The Council of the European Union – often referred to as the Council of Ministers forms one part of the legislature and the budgetary authority of the Union. The Council and European Parliament together adopt much of the EU’s legislation and the Union’s annual budget, on the basis of proposals put forward by the executive, the European Commission. The Council also takes decisions on specific areas of EU action, in particular in Common Foreign and Security Policy (CFSP), where it seeks to coordinate Member States’ positions, and concludes – subject to the consent of the Parliament – international agreements, usually negotiated by the Commission on the basis of a mandate.

The Council of the EU is distinct from the European Council, which is now a separate institution made up of the Heads of State or Government of the Member States. The European Council is responsible for defining the general political directions and priorities for the Union, but does not have formal legislative functions.

The Council is chaired by a rotating presidency. Each Member State takes a six-month term at the helm, chairing Council meetings themselves as well as the gatherings of the Committee of Permanent Representatives (Coreper) and the working parties which prepare the Council’s work. To ensure some degree of continuity between Member States’ terms, ‘trios’ covering three successive presidencies over an 18-month period are designated to try to develop and implement joint work programmes. Informal meetings, at ministerial or official level, often take place in the country holding the presidency, providing an opportunity to discuss priority issues, but without formal decisions being taken. (The Foreign Affairs Council and working parties in that field are chaired by the EU’s High Representative or his representatives.) The graphic below shows the order in which Member States will take on the presidency and the designated trios. National delegations are seated around the table in order of the rotation, with each moving one place clockwise at the start of every six-month period. In addition, the graphic shows the voting weight of each Member State.

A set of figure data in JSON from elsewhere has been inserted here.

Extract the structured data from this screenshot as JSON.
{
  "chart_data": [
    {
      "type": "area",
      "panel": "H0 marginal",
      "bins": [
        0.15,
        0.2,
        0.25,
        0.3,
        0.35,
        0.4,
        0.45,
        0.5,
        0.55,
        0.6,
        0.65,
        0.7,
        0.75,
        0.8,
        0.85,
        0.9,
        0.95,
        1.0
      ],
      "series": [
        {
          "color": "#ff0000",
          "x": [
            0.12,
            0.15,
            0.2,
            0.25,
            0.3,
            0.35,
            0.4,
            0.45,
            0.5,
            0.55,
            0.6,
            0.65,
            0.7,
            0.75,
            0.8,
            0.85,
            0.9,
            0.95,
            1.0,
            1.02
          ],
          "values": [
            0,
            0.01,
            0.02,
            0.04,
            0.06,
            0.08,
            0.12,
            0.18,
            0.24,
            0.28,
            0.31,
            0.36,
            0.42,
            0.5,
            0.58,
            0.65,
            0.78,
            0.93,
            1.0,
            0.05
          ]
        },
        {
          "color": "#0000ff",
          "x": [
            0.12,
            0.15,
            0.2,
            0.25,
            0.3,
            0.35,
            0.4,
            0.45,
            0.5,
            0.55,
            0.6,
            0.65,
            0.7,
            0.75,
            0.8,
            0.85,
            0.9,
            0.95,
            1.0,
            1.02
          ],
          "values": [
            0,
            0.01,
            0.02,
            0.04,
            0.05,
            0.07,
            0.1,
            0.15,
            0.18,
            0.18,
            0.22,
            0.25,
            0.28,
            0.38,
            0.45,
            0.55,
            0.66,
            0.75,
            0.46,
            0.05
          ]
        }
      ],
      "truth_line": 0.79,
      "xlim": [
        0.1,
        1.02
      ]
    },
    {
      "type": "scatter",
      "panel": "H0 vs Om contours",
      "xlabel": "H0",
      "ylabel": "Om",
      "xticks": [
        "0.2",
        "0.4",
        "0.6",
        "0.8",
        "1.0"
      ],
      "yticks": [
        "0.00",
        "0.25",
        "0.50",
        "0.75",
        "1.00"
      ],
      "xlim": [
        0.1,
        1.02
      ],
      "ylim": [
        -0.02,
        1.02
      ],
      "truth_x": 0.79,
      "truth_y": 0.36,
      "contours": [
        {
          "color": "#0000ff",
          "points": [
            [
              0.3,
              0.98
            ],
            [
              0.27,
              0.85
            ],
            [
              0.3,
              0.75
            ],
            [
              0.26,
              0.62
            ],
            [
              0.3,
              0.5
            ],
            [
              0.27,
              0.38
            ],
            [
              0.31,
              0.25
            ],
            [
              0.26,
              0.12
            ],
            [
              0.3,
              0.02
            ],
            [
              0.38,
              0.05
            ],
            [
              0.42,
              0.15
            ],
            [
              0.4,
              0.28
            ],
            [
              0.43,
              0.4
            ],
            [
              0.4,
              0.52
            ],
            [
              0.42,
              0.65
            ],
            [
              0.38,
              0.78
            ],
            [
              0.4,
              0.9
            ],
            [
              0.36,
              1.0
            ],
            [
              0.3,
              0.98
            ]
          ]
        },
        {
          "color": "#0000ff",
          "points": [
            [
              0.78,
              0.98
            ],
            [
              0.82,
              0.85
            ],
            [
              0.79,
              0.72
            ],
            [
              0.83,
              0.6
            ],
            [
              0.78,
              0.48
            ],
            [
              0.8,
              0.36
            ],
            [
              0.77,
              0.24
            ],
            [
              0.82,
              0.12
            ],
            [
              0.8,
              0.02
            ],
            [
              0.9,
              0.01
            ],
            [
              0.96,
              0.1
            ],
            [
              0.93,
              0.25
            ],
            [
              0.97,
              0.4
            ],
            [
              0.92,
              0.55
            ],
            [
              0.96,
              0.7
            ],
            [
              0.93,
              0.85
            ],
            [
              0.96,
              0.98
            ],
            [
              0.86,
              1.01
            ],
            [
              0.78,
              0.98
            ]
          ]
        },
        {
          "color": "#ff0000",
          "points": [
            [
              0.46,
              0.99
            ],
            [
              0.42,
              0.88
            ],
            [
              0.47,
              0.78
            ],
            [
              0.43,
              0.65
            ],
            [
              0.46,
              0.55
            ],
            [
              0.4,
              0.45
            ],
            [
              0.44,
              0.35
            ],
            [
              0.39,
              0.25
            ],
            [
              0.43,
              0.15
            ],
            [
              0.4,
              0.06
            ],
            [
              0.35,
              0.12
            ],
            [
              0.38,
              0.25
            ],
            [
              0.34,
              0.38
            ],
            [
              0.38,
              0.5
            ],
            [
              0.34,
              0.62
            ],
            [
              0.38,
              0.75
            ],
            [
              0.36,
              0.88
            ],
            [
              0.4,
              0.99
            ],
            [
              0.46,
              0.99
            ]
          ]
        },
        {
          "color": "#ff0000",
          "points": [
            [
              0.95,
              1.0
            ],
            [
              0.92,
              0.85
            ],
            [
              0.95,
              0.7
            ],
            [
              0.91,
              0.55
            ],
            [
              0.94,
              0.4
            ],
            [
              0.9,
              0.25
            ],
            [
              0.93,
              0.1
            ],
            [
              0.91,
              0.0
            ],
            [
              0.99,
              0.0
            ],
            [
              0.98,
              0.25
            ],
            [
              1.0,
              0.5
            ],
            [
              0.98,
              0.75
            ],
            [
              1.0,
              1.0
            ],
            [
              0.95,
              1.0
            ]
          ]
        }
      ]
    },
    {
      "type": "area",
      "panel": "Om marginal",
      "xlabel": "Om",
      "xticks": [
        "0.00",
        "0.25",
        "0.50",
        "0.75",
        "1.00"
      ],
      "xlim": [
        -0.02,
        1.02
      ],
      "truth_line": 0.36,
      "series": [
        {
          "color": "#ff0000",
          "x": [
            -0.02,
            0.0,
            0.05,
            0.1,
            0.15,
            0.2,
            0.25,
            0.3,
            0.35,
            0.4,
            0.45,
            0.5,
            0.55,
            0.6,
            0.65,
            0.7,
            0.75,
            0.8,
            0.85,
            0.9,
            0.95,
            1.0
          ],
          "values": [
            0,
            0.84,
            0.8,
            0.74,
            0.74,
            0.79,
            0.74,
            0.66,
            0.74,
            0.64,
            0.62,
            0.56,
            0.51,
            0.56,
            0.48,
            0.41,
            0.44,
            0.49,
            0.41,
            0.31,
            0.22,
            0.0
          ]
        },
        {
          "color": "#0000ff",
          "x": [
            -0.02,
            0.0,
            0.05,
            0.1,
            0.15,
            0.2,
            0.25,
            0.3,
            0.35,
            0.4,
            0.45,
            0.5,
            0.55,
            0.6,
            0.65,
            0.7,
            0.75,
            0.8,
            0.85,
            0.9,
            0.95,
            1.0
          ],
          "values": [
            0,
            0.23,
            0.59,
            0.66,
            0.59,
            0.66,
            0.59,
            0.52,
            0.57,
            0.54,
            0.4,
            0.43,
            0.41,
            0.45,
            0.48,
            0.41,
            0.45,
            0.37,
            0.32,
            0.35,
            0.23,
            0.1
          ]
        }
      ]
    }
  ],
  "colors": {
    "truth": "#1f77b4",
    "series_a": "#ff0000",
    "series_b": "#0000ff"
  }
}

The Council of the EU meets in ten different thematic configurations, as shown in the graphic below, comprised of government ministers from each Member State responsible for the policy area concerned. In these configurations, Member States negotiate with each other to agree the Council’s position. On legislative proposals from the European Commission, the Council, normally represented by its presidency, then negotiates with the European Parliament to agree a compromise text that can then be formally adopted by each institution.
Discussions at ministerial level are prepared by the permanent representatives of the Member States and their deputies – Brussels-based diplomats at ambassador level – who meet in the Committee of Permanent Representatives of the governments of the Member States to the European Union. This body is known by the acronym ‘Coreper’, after its title in French. In fact, there are two parallel divisions, Coreper I, the deputy permanent representatives, covering the more technical Council formations; and Coreper II, the permanent representatives, who deal with the most politically sensitive issues. Below the ambassadors, a large number of working parties discuss legislative proposals in detail and prepare other work for the Council. Member States are represented on these working parties either by specialist officials, who travel from national ministries, or by staff in their Brussels permanent representations. The graphic above shows the number of preparatory bodies under each thematic Council configuration.